Every Thursday in front of the Casa Rosada, the main government building in Buenos Aries, march mothers wearing white scarves. By now the mothers are in their 70s and 80s. Some of them are discovering they are grandmothers.

Their children disappeared during the military dictatorship in the 1970s. The military arrested those suspected of leftist sympathies, or whose property they wanted, or high school students protesting bus fare rises, or children of arrestees,  and they were never seen again. Thousands disappeared. They were murdered, some by being handcuffed and pushed out of helicopters over the Rio de la Plata.

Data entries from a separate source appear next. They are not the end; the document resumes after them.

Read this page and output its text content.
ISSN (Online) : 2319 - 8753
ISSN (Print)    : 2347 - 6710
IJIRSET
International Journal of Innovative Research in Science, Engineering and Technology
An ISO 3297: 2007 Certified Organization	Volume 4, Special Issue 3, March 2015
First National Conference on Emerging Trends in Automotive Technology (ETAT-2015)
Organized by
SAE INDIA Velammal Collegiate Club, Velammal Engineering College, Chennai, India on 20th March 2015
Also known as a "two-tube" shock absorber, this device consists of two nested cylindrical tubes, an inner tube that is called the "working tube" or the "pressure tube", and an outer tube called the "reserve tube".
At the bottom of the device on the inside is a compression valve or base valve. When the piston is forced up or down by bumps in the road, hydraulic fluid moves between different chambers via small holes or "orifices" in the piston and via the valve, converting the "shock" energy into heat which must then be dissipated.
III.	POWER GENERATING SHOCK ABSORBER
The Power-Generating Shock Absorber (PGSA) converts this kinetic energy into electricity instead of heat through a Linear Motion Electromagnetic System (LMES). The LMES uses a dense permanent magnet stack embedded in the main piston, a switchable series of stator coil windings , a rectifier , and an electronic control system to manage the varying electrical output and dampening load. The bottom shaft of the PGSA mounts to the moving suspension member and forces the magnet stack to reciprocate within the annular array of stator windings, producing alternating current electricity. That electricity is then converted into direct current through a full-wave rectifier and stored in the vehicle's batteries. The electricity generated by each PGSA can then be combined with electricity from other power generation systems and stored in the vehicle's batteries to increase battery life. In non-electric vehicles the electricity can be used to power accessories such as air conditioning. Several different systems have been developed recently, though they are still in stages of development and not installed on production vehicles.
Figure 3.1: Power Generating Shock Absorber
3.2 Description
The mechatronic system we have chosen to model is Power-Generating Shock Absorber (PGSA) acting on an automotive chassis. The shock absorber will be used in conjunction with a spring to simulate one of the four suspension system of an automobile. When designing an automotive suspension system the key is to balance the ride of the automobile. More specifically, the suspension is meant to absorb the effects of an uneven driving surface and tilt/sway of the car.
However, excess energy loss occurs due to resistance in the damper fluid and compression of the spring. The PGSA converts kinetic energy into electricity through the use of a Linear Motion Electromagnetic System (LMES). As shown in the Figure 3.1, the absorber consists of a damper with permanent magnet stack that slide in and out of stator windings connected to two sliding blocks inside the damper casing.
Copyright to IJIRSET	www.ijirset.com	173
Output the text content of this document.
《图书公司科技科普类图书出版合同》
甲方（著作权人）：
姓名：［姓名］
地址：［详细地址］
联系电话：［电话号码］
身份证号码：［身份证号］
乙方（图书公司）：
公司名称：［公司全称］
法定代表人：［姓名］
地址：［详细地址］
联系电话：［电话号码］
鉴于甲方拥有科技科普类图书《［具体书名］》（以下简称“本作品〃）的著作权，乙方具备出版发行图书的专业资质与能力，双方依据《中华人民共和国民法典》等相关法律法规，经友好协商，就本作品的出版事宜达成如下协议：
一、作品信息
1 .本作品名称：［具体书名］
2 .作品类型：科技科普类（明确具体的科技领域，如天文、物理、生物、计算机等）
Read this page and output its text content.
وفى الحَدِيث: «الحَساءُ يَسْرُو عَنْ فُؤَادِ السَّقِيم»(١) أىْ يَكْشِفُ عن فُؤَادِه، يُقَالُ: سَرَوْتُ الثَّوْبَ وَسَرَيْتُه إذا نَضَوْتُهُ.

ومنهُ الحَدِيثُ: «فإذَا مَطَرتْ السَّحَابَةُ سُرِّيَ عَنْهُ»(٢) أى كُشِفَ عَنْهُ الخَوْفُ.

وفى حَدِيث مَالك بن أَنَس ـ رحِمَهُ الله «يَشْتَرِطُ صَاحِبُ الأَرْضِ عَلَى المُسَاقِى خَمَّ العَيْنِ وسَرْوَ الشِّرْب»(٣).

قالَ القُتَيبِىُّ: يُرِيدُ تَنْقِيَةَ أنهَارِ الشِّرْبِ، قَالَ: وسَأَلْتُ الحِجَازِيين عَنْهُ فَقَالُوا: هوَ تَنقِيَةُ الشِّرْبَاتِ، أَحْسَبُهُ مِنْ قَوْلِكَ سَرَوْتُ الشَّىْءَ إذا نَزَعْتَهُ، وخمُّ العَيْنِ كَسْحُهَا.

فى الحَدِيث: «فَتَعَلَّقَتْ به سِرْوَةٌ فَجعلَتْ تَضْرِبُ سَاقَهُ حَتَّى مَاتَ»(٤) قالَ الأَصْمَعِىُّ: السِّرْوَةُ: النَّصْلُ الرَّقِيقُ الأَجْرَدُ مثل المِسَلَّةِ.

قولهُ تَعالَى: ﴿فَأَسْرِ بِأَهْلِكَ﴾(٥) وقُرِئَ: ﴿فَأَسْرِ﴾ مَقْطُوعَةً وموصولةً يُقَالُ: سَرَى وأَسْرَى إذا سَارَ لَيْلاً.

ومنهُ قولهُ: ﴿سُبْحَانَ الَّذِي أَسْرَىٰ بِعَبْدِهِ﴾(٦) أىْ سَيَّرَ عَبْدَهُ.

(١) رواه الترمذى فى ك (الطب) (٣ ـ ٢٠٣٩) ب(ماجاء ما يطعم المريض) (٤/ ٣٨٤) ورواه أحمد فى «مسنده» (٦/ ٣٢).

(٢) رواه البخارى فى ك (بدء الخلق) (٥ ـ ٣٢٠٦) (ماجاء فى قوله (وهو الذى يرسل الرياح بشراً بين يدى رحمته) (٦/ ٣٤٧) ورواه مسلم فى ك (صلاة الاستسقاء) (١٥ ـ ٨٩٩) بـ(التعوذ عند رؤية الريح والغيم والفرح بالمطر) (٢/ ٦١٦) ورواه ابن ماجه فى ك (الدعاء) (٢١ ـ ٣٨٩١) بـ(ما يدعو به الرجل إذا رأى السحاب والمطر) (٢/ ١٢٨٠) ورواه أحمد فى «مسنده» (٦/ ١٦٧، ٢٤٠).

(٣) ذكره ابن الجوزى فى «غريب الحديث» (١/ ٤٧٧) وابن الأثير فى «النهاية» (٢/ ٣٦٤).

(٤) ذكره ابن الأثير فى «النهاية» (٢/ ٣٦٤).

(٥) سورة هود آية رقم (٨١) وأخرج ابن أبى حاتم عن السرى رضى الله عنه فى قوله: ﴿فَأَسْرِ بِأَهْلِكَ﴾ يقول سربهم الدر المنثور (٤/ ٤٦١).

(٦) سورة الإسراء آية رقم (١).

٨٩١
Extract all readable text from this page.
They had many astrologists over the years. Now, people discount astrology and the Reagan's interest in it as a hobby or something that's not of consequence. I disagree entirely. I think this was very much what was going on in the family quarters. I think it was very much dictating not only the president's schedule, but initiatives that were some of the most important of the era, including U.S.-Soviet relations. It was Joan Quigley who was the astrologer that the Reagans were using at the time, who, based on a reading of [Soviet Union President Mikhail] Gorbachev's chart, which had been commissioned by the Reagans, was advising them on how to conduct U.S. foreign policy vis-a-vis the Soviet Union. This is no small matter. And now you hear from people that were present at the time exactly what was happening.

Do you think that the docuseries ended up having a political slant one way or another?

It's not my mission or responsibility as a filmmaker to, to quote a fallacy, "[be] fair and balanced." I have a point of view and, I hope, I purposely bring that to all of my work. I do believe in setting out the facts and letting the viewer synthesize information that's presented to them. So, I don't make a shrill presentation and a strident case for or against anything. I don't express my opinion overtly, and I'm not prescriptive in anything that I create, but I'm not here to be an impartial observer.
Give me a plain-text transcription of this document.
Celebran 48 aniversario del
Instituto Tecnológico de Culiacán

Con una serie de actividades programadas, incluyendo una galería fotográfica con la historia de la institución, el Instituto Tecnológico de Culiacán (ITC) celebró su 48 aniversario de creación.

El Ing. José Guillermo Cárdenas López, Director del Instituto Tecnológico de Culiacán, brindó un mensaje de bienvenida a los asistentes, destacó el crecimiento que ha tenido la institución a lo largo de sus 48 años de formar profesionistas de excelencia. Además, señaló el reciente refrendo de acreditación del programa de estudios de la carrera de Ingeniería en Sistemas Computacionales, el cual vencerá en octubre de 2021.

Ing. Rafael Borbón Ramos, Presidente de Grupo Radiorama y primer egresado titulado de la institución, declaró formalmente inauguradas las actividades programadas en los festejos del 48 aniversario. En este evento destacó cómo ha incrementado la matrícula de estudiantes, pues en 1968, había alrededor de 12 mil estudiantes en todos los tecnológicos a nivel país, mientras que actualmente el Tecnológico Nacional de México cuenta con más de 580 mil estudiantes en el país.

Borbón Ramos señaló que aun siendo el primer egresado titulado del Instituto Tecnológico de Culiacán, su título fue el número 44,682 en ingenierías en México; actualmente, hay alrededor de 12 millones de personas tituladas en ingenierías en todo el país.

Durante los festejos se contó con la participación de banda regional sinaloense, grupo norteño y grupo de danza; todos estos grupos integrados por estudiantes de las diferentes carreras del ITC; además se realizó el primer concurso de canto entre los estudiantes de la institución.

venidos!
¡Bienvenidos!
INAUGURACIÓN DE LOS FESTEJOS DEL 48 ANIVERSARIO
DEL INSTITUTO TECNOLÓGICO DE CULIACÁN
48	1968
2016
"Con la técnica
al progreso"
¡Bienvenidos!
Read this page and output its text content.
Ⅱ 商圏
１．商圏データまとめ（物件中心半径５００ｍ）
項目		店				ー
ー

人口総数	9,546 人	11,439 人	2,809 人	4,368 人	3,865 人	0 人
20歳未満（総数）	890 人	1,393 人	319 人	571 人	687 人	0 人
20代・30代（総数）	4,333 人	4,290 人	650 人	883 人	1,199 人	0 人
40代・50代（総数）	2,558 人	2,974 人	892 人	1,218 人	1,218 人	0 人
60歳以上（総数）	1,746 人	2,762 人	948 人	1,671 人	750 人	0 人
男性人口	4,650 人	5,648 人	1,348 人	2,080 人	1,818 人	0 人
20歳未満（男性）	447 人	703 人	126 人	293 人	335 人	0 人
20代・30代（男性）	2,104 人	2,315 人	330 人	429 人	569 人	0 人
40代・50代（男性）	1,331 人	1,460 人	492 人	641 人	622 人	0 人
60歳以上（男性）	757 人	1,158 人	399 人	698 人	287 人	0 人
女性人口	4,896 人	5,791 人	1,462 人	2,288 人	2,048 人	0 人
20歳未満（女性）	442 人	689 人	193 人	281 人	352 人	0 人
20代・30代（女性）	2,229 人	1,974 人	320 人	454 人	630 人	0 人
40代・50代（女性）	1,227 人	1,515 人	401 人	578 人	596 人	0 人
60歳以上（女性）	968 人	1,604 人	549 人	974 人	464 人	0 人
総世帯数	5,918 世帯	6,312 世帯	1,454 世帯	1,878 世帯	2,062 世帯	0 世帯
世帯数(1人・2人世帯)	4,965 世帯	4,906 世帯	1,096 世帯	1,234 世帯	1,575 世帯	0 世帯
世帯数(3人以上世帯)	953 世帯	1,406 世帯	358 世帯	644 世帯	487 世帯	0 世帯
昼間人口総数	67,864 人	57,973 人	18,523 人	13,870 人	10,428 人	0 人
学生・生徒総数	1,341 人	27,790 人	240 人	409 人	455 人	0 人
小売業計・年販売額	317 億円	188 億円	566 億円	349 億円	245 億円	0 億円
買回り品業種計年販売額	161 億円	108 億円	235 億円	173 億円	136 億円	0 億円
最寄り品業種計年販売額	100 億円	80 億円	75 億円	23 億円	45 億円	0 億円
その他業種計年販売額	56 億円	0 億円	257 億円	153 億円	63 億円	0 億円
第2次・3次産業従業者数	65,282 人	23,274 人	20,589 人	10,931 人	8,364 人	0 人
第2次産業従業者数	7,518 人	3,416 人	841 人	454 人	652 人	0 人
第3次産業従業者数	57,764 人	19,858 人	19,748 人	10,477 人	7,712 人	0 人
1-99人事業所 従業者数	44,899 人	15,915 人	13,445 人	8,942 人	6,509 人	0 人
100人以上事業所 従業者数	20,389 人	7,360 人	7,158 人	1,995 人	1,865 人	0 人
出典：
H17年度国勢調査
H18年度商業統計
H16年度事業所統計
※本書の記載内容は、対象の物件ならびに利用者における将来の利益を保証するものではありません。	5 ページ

When an arrestee was a woman and pregnant, the military let her deliver her baby, and then killed her. A military family then adopted the baby.

After they lost the Falkland War in 1982, the military destroyed almost all the records of these murders.

With DNA testing, hundreds of people in their 30s are learning that their parents, who raised them and loved them, were also the murderers of their mothers.

Some of the adoptees do not want to know. Others want to know the truth, no matter what the emotional cost.

No one has been brought to justice for the murders, although prosecutions have begun.

Human rights activists are trying to identify the victims and the criminals. Most documents have been destroyed but some remain.  One website has some documents, under the heading Nunca  Mas – Never Again- “Learn what happened. Only by knowing what took place, can we prevent it from happening again.”